U.S. Secretary of State Antony Blinken said on Wednesday the Biden administration intends to press ahead with its plan to reopen the Yerushalayim consulate that traditionally engaged with Palestinians, despite Israeli opposition to such a move.
Blinken reiterated a pledge he originally made months ago on re-establishing the consulate, which had long been a base for diplomatic outreach to the Palestinians before it was closed by President Joe Biden’s predecessor, Donald Trump, in 2018.
But Blinken, speaking at a Washington news conference with visiting Israeli Foreign Minister Yair Lapid and United Arab Emirates Sheikh Abdullah Bin Zayed Al Nahyan, stopped short of setting a date for reopening the consulate, which would strain relations with Israel’s new ideologically diverse government.

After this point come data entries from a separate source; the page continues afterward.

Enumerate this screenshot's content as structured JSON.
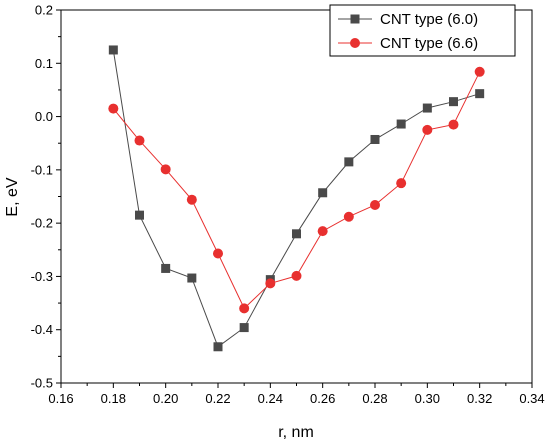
{
  "chart_data": {
    "type": "line",
    "xlabel": "r, nm",
    "ylabel": "E, eV",
    "xlim": [
      0.16,
      0.34
    ],
    "ylim": [
      -0.5,
      0.2
    ],
    "xticks": [
      "0.16",
      "0.18",
      "0.20",
      "0.22",
      "0.24",
      "0.26",
      "0.28",
      "0.30",
      "0.32",
      "0.34"
    ],
    "yticks": [
      "-0.5",
      "-0.4",
      "-0.3",
      "-0.2",
      "-0.1",
      "0.0",
      "0.1",
      "0.2"
    ],
    "legend_position": "top-right",
    "grid": false,
    "series": [
      {
        "name": "CNT type (6.0)",
        "marker": "square",
        "color": "#4a4a4a",
        "x": [
          0.18,
          0.19,
          0.2,
          0.21,
          0.22,
          0.23,
          0.24,
          0.25,
          0.26,
          0.27,
          0.28,
          0.29,
          0.3,
          0.31,
          0.32
        ],
        "y": [
          0.125,
          -0.185,
          -0.285,
          -0.303,
          -0.432,
          -0.396,
          -0.306,
          -0.22,
          -0.143,
          -0.085,
          -0.043,
          -0.014,
          0.016,
          0.028,
          0.043
        ]
      },
      {
        "name": "CNT type (6.6)",
        "marker": "circle",
        "color": "#e8302f",
        "x": [
          0.18,
          0.19,
          0.2,
          0.21,
          0.22,
          0.23,
          0.24,
          0.25,
          0.26,
          0.27,
          0.28,
          0.29,
          0.3,
          0.31,
          0.32
        ],
        "y": [
          0.015,
          -0.045,
          -0.099,
          -0.156,
          -0.257,
          -0.36,
          -0.313,
          -0.299,
          -0.215,
          -0.188,
          -0.166,
          -0.125,
          -0.025,
          -0.015,
          0.084
        ]
      }
    ]
  }
}
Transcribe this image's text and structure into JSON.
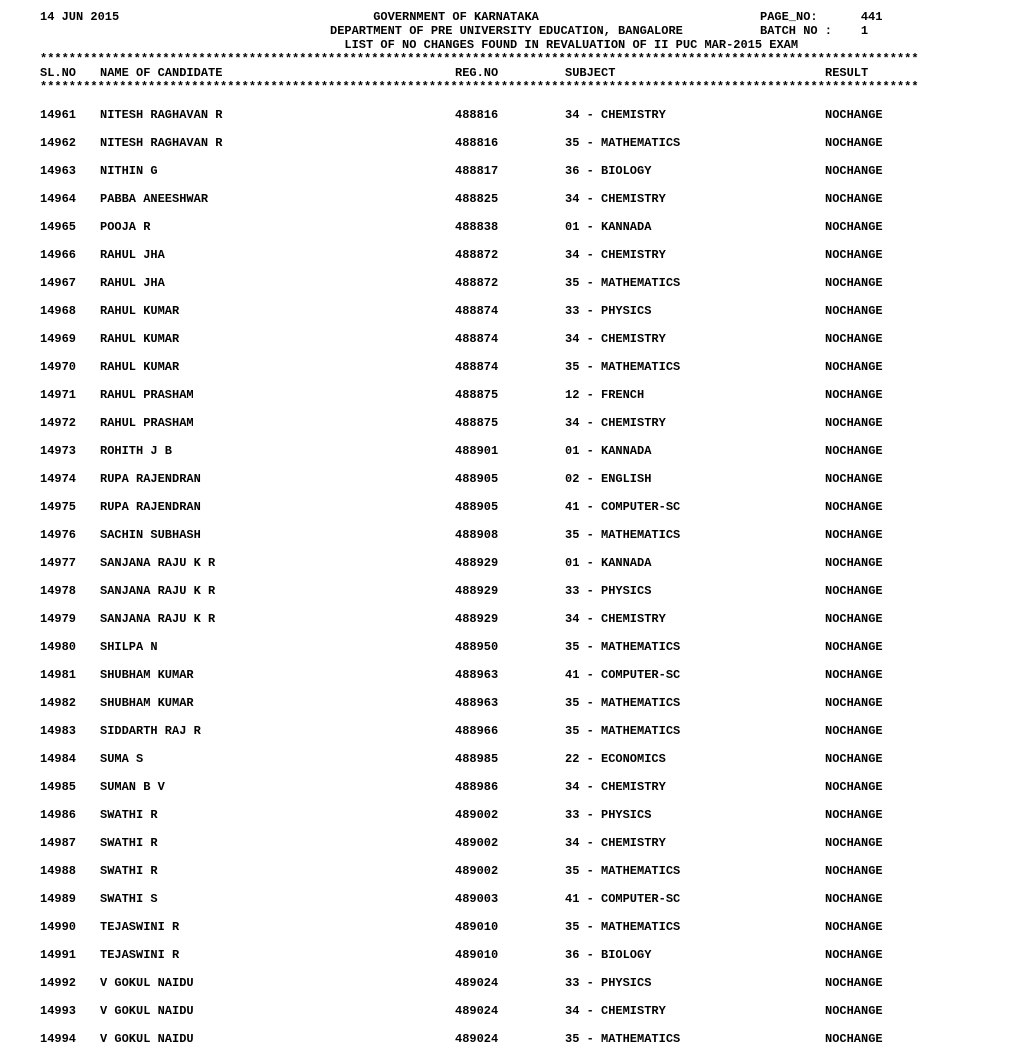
{
  "header": {
    "date": "14 JUN 2015",
    "title": "GOVERNMENT OF KARNATAKA",
    "page_no_label": "PAGE_NO:",
    "page_no": "441",
    "dept": "DEPARTMENT OF PRE UNIVERSITY EDUCATION, BANGALORE",
    "batch_label": "BATCH NO :",
    "batch_no": "1",
    "subtitle": "LIST OF NO CHANGES FOUND IN REVALUATION OF II PUC MAR-2015 EXAM"
  },
  "divider": "**************************************************************************************************************************",
  "columns": {
    "sl": "SL.NO",
    "name": "NAME OF CANDIDATE",
    "reg": "REG.NO",
    "subj": "SUBJECT",
    "result": "RESULT"
  },
  "rows": [
    {
      "sl": "14961",
      "name": "NITESH RAGHAVAN R",
      "reg": "488816",
      "subj": "34 - CHEMISTRY",
      "result": "NOCHANGE"
    },
    {
      "sl": "14962",
      "name": "NITESH RAGHAVAN R",
      "reg": "488816",
      "subj": "35 - MATHEMATICS",
      "result": "NOCHANGE"
    },
    {
      "sl": "14963",
      "name": "NITHIN G",
      "reg": "488817",
      "subj": "36 - BIOLOGY",
      "result": "NOCHANGE"
    },
    {
      "sl": "14964",
      "name": "PABBA ANEESHWAR",
      "reg": "488825",
      "subj": "34 - CHEMISTRY",
      "result": "NOCHANGE"
    },
    {
      "sl": "14965",
      "name": "POOJA R",
      "reg": "488838",
      "subj": "01 - KANNADA",
      "result": "NOCHANGE"
    },
    {
      "sl": "14966",
      "name": "RAHUL JHA",
      "reg": "488872",
      "subj": "34 - CHEMISTRY",
      "result": "NOCHANGE"
    },
    {
      "sl": "14967",
      "name": "RAHUL JHA",
      "reg": "488872",
      "subj": "35 - MATHEMATICS",
      "result": "NOCHANGE"
    },
    {
      "sl": "14968",
      "name": "RAHUL KUMAR",
      "reg": "488874",
      "subj": "33 - PHYSICS",
      "result": "NOCHANGE"
    },
    {
      "sl": "14969",
      "name": "RAHUL KUMAR",
      "reg": "488874",
      "subj": "34 - CHEMISTRY",
      "result": "NOCHANGE"
    },
    {
      "sl": "14970",
      "name": "RAHUL KUMAR",
      "reg": "488874",
      "subj": "35 - MATHEMATICS",
      "result": "NOCHANGE"
    },
    {
      "sl": "14971",
      "name": "RAHUL PRASHAM",
      "reg": "488875",
      "subj": "12 - FRENCH",
      "result": "NOCHANGE"
    },
    {
      "sl": "14972",
      "name": "RAHUL PRASHAM",
      "reg": "488875",
      "subj": "34 - CHEMISTRY",
      "result": "NOCHANGE"
    },
    {
      "sl": "14973",
      "name": "ROHITH J B",
      "reg": "488901",
      "subj": "01 - KANNADA",
      "result": "NOCHANGE"
    },
    {
      "sl": "14974",
      "name": "RUPA RAJENDRAN",
      "reg": "488905",
      "subj": "02 - ENGLISH",
      "result": "NOCHANGE"
    },
    {
      "sl": "14975",
      "name": "RUPA RAJENDRAN",
      "reg": "488905",
      "subj": "41 - COMPUTER-SC",
      "result": "NOCHANGE"
    },
    {
      "sl": "14976",
      "name": "SACHIN SUBHASH",
      "reg": "488908",
      "subj": "35 - MATHEMATICS",
      "result": "NOCHANGE"
    },
    {
      "sl": "14977",
      "name": "SANJANA RAJU K R",
      "reg": "488929",
      "subj": "01 - KANNADA",
      "result": "NOCHANGE"
    },
    {
      "sl": "14978",
      "name": "SANJANA RAJU K R",
      "reg": "488929",
      "subj": "33 - PHYSICS",
      "result": "NOCHANGE"
    },
    {
      "sl": "14979",
      "name": "SANJANA RAJU K R",
      "reg": "488929",
      "subj": "34 - CHEMISTRY",
      "result": "NOCHANGE"
    },
    {
      "sl": "14980",
      "name": "SHILPA N",
      "reg": "488950",
      "subj": "35 - MATHEMATICS",
      "result": "NOCHANGE"
    },
    {
      "sl": "14981",
      "name": "SHUBHAM KUMAR",
      "reg": "488963",
      "subj": "41 - COMPUTER-SC",
      "result": "NOCHANGE"
    },
    {
      "sl": "14982",
      "name": "SHUBHAM KUMAR",
      "reg": "488963",
      "subj": "35 - MATHEMATICS",
      "result": "NOCHANGE"
    },
    {
      "sl": "14983",
      "name": "SIDDARTH RAJ R",
      "reg": "488966",
      "subj": "35 - MATHEMATICS",
      "result": "NOCHANGE"
    },
    {
      "sl": "14984",
      "name": "SUMA S",
      "reg": "488985",
      "subj": "22 - ECONOMICS",
      "result": "NOCHANGE"
    },
    {
      "sl": "14985",
      "name": "SUMAN B V",
      "reg": "488986",
      "subj": "34 - CHEMISTRY",
      "result": "NOCHANGE"
    },
    {
      "sl": "14986",
      "name": "SWATHI R",
      "reg": "489002",
      "subj": "33 - PHYSICS",
      "result": "NOCHANGE"
    },
    {
      "sl": "14987",
      "name": "SWATHI R",
      "reg": "489002",
      "subj": "34 - CHEMISTRY",
      "result": "NOCHANGE"
    },
    {
      "sl": "14988",
      "name": "SWATHI R",
      "reg": "489002",
      "subj": "35 - MATHEMATICS",
      "result": "NOCHANGE"
    },
    {
      "sl": "14989",
      "name": "SWATHI S",
      "reg": "489003",
      "subj": "41 - COMPUTER-SC",
      "result": "NOCHANGE"
    },
    {
      "sl": "14990",
      "name": "TEJASWINI R",
      "reg": "489010",
      "subj": "35 - MATHEMATICS",
      "result": "NOCHANGE"
    },
    {
      "sl": "14991",
      "name": "TEJASWINI R",
      "reg": "489010",
      "subj": "36 - BIOLOGY",
      "result": "NOCHANGE"
    },
    {
      "sl": "14992",
      "name": "V GOKUL NAIDU",
      "reg": "489024",
      "subj": "33 - PHYSICS",
      "result": "NOCHANGE"
    },
    {
      "sl": "14993",
      "name": "V GOKUL NAIDU",
      "reg": "489024",
      "subj": "34 - CHEMISTRY",
      "result": "NOCHANGE"
    },
    {
      "sl": "14994",
      "name": "V GOKUL NAIDU",
      "reg": "489024",
      "subj": "35 - MATHEMATICS",
      "result": "NOCHANGE"
    }
  ]
}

“We’ll be moving forward with the process of opening a consulate as part of deepening of those ties with the Palestinians,” Blinken said at the State Department.
The consulate was subsumed into the U.S. Embassy that was moved to Yerushalayim from Tel Aviv in 2018 by Trump – a reversal of longtime U.S. policy hailed by Israel and condemned by Palestinians.
The Biden administration says it will reopen the consulate while leaving the embassy in place.
Blinken spoke in response to a reporter’s question after a trilateral meeting that marked the latest sign of the Biden administration’s embrace of the Abraham Accords, which were widely seen as a diplomatic success for Trump.
Israel has said it would oppose the move, asserting its sovereignty over Yerushalayim and arguing that right-wing Prime Minister Naftali Bennett’s government would be destabilized by the reintroduction of a diplomatic foothold for the Palestinians in the city.
In a nod to the Palestinians, Lapid said they, like all people, were “entitled to a decent way of life” and Israel’s goal was to work with the Palestinian Authority on that issue. But he offered no specifics.